On the other hand, you can’t necessarily do so on my private property — or rather, if you do, I can evict you.  And there are parts of upper Manhattan where I wouldn’t advise the KKK assemble…  Actually, strike that: I would advise exactly that, and I’d film it all.  I’m not a big fan of the Klan, or of the Westboro Baptist Church, or of Illinois Nazis.  Let ’em march in Harlem, and we’ll see how far they get.

But I digress:  I was talking about private property.  See, there’s reasons I can evict you, or set up a swear jar, or anything I want in my own place.  And the First Amendment protects you only just so much.  Let’s break down that quote I led with:

  1. The Founding Fathers didn’t give this to us. Freedom of expression, in whatever form, is one of the many natural rights that all humanity deserves. It exists until a tyrant steals it. This is important, because:
  2. If there were no provision in the Constitution protecting this fundamental right explicitly, it was feared that a sufficiently revolutionary Congress might take it away. The lesson was going on in France right then, and it involved a Guillotine; twenty thousand people were beheaded for speaking against the Revolution. This is the reason that it’s lumped in with assembly for political protests and demands for redress.  It’s not because only political speech is protected, but instead because it was feared that political speech might be made into an exception.
  3. However, the Amendment is self-limiting, as are they all. It restricts Congress from making laws; by extension, this also keeps states from doing it (Tenth Amendment). But where the right does not already exist, the Amendment doesn’t extend it.
  4. All rights exist only until they interfere with the rights of another, or with the rights of a society (that’s the Ninth Amendment). Likewise, there’s a hierarchy; my right to speak never transcends the right of another to live — the “fire in a theater” argument. These restrictions exist and are codified under the common law, and Article III gives jurisdiction over such questions to the courts.
  5. Rights can’t be restricted based on someone liking them; mere offense is not sufficient. There do exist some forms of speech that can be legally construed as assault. In Colonial times these would mainly be those forms answerable by a challenge to a duel; today, we don’t duel, and our freedoms are broader. Nevertheless, we can be restricted by public safety, by national security, and by breaches of the rights of others.
  6. So if I own a place, and you say something I don’t like, my right to privacy in my own place limits your right to speak — the “castle doctrine”, which is tacitly affirmed in the Third and Fourth Amendments (and when was the last time you heard someone make a Third Amendment argument?)

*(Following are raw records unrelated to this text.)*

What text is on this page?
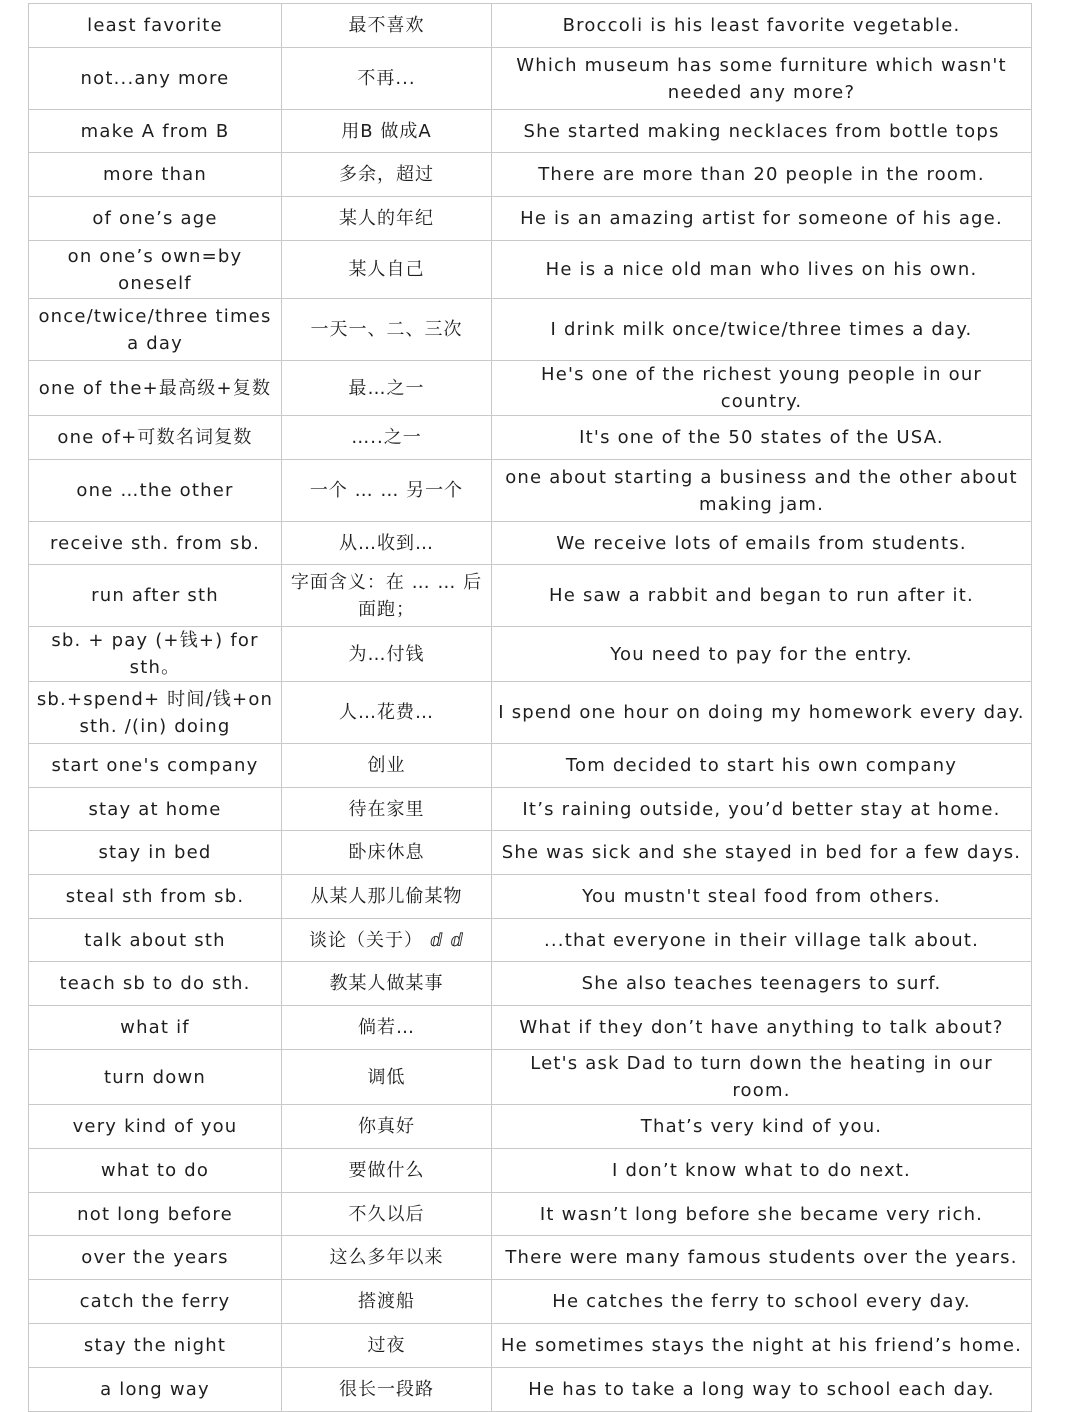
least favorite	最不喜欢	Broccoli is his least favorite vegetable.
not...any more	不再...	Which museum has some furniture which wasn't needed any more?
make A from B	用B 做成A	She started making necklaces from bottle tops
more than	多余，超过	There are more than 20 people in the room.
of one’s age	某人的年纪	He is an amazing artist for someone of his age.
on one’s own=by oneself	某人自己	He is a nice old man who lives on his own.
once/twice/three times a day	一天一、二、三次	I drink milk once/twice/three times a day.
one of the+最高级+复数	最…之一	He's one of the richest young people in our country.
one of+可数名词复数	…..之一	It's one of the 50 states of the USA.
one …the other	一个 … … 另一个	one about starting a business and the other about making jam.
receive sth. from sb.	从…收到…	We receive lots of emails from students.
run after sth	字面含义：在 … … 后面跑；	He saw a rabbit and began to run after it.
sb. + pay (+钱+) for sth。	为…付钱	You need to pay for the entry.
sb.+spend+ 时间/钱+on sth. /(in) doing	人…花费…	I spend one hour on doing my homework every day.
start one's company	创业	Tom decided to start his own company
stay at home	待在家里	It’s raining outside, you’d better stay at home.
stay in bed	卧床休息	She was sick and she stayed in bed for a few days.
steal sth from sb.	从某人那儿偷某物	You mustn't steal food from others.
talk about sth	谈论（关于） ⅆ ⅆ	...that everyone in their village talk about.
teach sb to do sth.	教某人做某事	She also teaches teenagers to surf.
what if	倘若…	What if they don’t have anything to talk about?
turn down	调低	Let's ask Dad to turn down the heating in our room.
very kind of you	你真好	That’s very kind of you.
what to do	要做什么	I don’t know what to do next.
not long before	不久以后	It wasn’t long before she became very rich.
over the years	这么多年以来	There were many famous students over the years.
catch the ferry	搭渡船	He catches the ferry to school every day.
stay the night	过夜	He sometimes stays the night at his friend’s home.
a long way	很长一段路	He has to take a long way to school each day.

Facebook, Instagram, and Twitter and other companies own places, virtual though they may be.  They can toss people out if they like; as corporate entities, they have that right the same as people do.  Even were the effective personhood of a corporation to be challenged, collective entities have the collective rights of the owners, and the argument still applies.

So yes, Louis Farrakhan and Milo Yiannopoulos and others can be kicked off social media platforms pretty much at will, and the First Amendment only protects them insofar as those platforms are public space.  Which, at present, they are not.

Capisce?


“Congress shall make no law respecting an establishment of religion, or prohibiting the free exercise thereof; or abridging the freedom of speech, or of the press; or the right of the people peaceably to assemble, and to petition the Government for a redress of grievances.”